Cell behavior on the scaffold
Before the scaffolds applied in vivo, the interaction between cell and scaffold should be taken into consideration first to test as biomaterials45. Some material properties, including composition, swelling capacity and structure, should be a focus so as to design serviceable biomimetic scaffolds, which is critical for cell growth and maintaining cell phenotype. Following the same theory, scaffolds with different component blend ratio, pore structure and swelling capacity were designed in this research. SA was selected to optimize the single component SF scaffolds due to its similarity with polysaccharide present in ECMs. Thus, the scaffold properties will affect cellular behavior and cell fate in vitro.

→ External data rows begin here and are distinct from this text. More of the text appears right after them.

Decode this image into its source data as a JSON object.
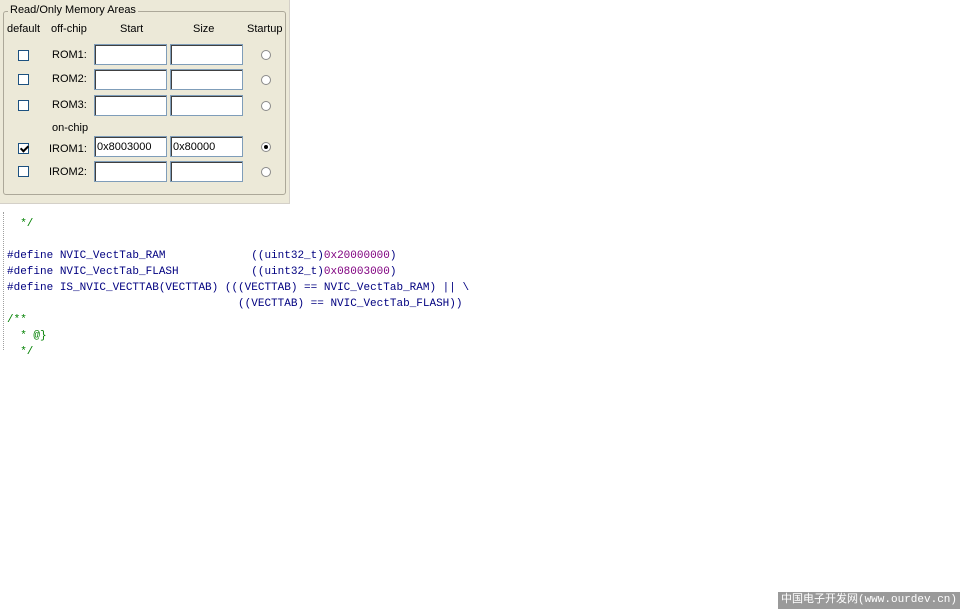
{
  "dialog": {
    "group_title": "Read/Only Memory Areas",
    "headers": {
      "default": "default",
      "offchip": "off-chip",
      "start": "Start",
      "size": "Size",
      "startup": "Startup"
    },
    "onchip_label": "on-chip",
    "rows": [
      {
        "label": "ROM1:",
        "default_checked": false,
        "start": "",
        "size": "",
        "startup_selected": false
      },
      {
        "label": "ROM2:",
        "default_checked": false,
        "start": "",
        "size": "",
        "startup_selected": false
      },
      {
        "label": "ROM3:",
        "default_checked": false,
        "start": "",
        "size": "",
        "startup_selected": false
      },
      {
        "label": "IROM1:",
        "default_checked": true,
        "start": "0x8003000",
        "size": "0x80000",
        "startup_selected": true
      },
      {
        "label": "IROM2:",
        "default_checked": false,
        "start": "",
        "size": "",
        "startup_selected": false
      }
    ]
  },
  "code": {
    "line1": "  */",
    "line2": "",
    "line3_kw": "#define",
    "line3_name": " NVIC_VectTab_RAM             ((uint32_t)",
    "line3_val": "0x20000000",
    "line3_end": ")",
    "line4_kw": "#define",
    "line4_name": " NVIC_VectTab_FLASH           ((uint32_t)",
    "line4_val": "0x08003000",
    "line4_end": ")",
    "line5_kw": "#define",
    "line5_rest": " IS_NVIC_VECTTAB(VECTTAB) (((VECTTAB) == NVIC_VectTab_RAM) || \\",
    "line6": "                                   ((VECTTAB) == NVIC_VectTab_FLASH))",
    "line7": "/**",
    "line8": "  * @}",
    "line9": "  */"
  },
  "watermark": "中国电子开发网(www.ourdev.cn)"
}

At first, the L929 cells adhesion on the surfaces of the series of scaffolds were examined after 4- and 8- hour culture. Regardless of the fractions of the SA within the SF/SA scaffolds, all the scaffolds supported the L929 cells adhesion (Fig. 7(b)). The adhesion of L929 cells to the surfaces of the SF scaffolds was similar to that on the blank dishes. With the increasing of SA content, the adhesion of L929 cells decreased slightly, indicating that the involvement of SF in the scaffolds made the surfaces more adhesive.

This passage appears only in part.